Bien que la mise à l’échelle des bioprocédés soit connue pour être l’un des plus grands défis pour les start-ups de biotechnologie, pour Senara, le fait de disposer d’équipements de bioréacteurs personnalisés est l’un de ses « principaux avantages ». D’autres ont du mal à passer d’une échelle du microlitre à celle du millilitre, puis continuent à passer à l’échelle, a expliqué le Dr Dannewitz. Mais Senara a conçu ses processus « en tenant compte de la mise à l’échelle ».

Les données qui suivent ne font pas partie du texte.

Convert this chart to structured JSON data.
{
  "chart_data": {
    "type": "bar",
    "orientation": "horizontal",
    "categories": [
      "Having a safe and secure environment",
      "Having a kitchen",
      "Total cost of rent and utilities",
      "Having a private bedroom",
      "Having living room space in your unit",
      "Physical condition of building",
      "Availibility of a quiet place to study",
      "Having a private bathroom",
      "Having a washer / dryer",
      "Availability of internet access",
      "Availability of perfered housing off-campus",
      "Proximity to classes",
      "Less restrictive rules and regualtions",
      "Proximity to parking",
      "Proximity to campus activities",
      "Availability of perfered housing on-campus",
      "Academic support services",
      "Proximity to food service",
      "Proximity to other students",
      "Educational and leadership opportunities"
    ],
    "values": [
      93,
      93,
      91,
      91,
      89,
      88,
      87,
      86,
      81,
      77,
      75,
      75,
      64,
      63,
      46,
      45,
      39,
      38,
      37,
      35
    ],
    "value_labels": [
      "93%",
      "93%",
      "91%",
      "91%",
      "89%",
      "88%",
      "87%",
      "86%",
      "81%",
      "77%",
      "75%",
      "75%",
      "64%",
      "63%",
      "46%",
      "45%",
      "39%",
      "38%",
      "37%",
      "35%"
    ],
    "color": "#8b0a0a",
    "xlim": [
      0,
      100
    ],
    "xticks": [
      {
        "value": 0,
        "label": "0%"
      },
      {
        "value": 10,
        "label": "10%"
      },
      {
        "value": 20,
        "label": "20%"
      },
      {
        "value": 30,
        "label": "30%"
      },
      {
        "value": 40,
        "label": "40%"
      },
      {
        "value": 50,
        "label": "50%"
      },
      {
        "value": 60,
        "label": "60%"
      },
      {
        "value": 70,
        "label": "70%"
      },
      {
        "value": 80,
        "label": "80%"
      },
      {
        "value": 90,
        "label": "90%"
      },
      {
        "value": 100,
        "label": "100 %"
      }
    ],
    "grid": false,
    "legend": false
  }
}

« Nous l’avons testé et nous avons déjà sauté ce type d’étape » a révélé le fondateur. Senara travaille actuellement avec un bioréacteur pilote de 100 litres. La mise à l’échelle devrait être « plus facile », étant donné que l’entreprise travaille déjà à l’échelle pilote.

Une fois à l’échelle, Senara veut produire du lait de consommation, ainsi que du lait pour la production de yaourts et de crèmes. Il pourrait également être utilisé dans les glaces et les confiseries chocolatées. La start-up est déjà en discussion avec « plusieurs acteurs de l’industrie » qui sont intéressés par l’implantation d’un nouveau produit comme celui produit par Senara dans leurs gammes de produits.

Senara est soutenu par Positron Ventures, PurpleOrange Ventures, Partners in Clime, Black Forest Business Angels et SquareOne Food.

Avant de pouvoir être empilé dans l’allée des produits laitiers ou incorporé dans des produits de confiserie, le lait cultivé en cellules de Senara doit faire l’objet d’une approbation réglementaire. Le timing joue en sa faveur, a suggéré le PDG.

« De nombreux gouvernements ont fait pression pour faire avancer les choses, y compris au sein de l’UE. Ils savent qu’ils passeront à côté de quelque chose s’ils ne sont pas plus proactifs.

Senara s’attend à une transition vers davantage d’aliments cultivés en cellules au cours des deux prochaines années et, d’ici 2028, pense que le lait cultivé en cellules sera une option standard dans les rayons des supermarchés.